沈舒悅糾正她:“不是你,是羅剎門。羅剎門想要錢厚淳之死的真相,而我想要‘結果’,郭大東的性命只是其中之一。你願意與我各取所需嗎?”
“你,太可怕了。”瓊花下意識後退一步。
“這樣就讓你覺得可怕?”沈舒悅笑了起來,“實話告訴你,皇上找郭大東清算,並不是爲了死去的那些女人,也不是爲了郭家密室內的財寶。皇上想要的,僅僅是郭大東手中的兵權。這纔是現實。”

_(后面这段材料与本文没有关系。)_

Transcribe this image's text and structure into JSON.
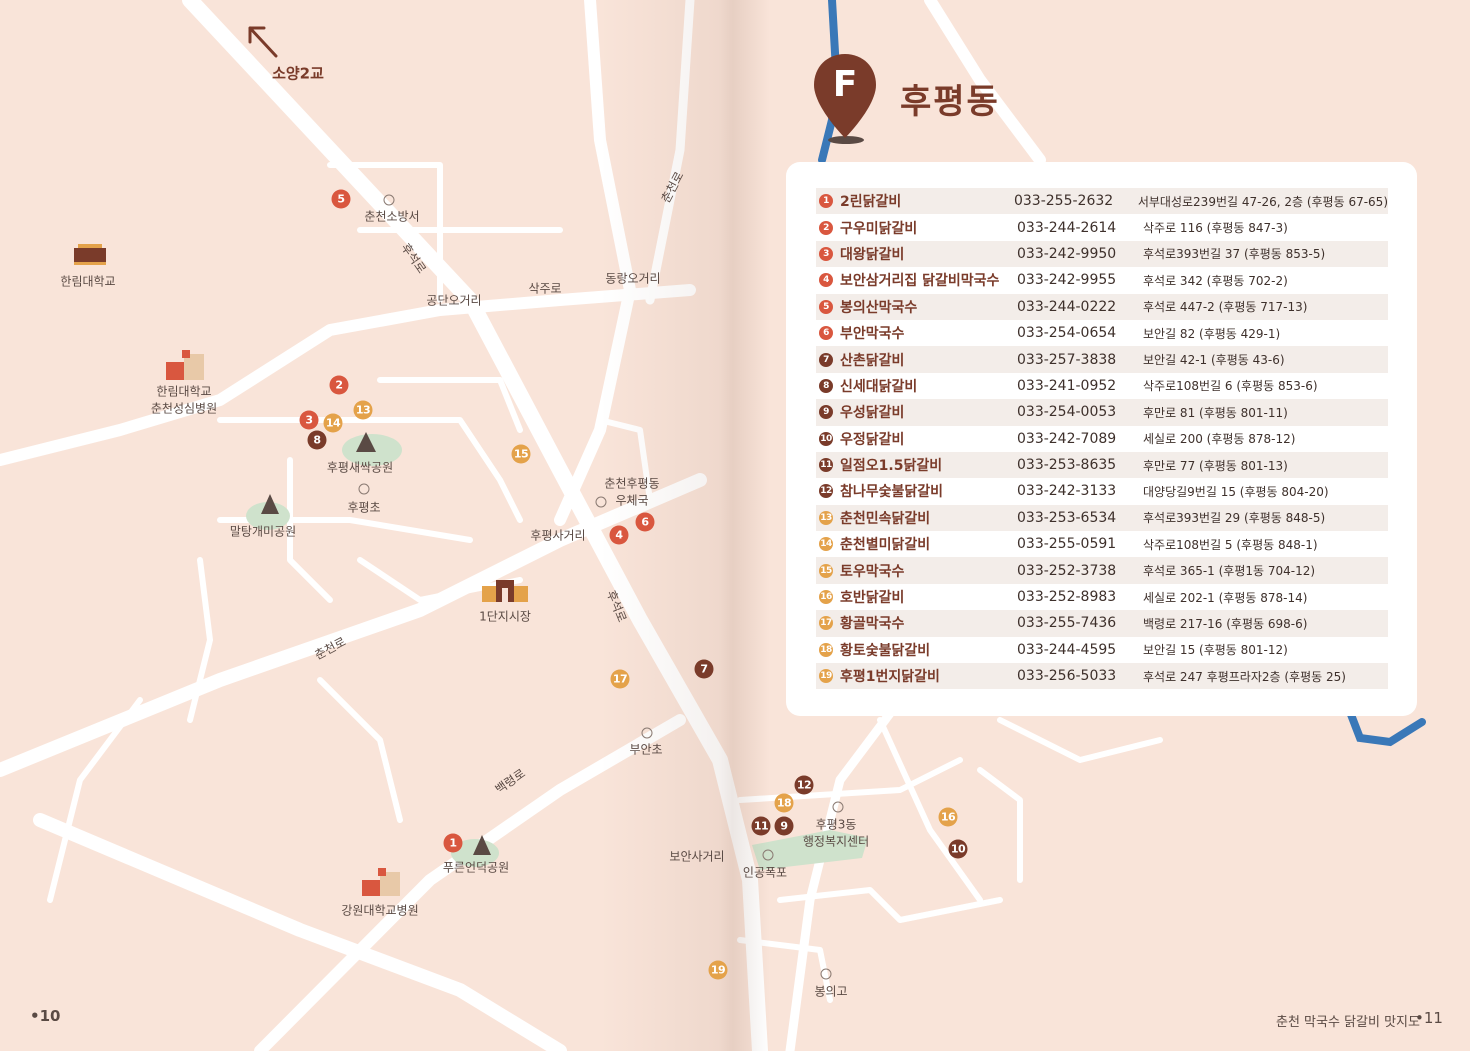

“那你呢?”瓊花滿心失望,她原本以爲,沈舒悅揭露周子航的真面目,不僅僅爲了打擊她,而是因爲他的內心深處是有良知的,她詰問,“你不在乎錢厚淳一家遭遇了什麼,你不關心趙致遠的性命,你也不在意姚笙被誰殺死!你很高興郭大東竟然牽扯了進來。你迫不及待想要扳倒他,鞏固你在皇帝心中的地位。這就是你說的,有利於自己的選擇吧!”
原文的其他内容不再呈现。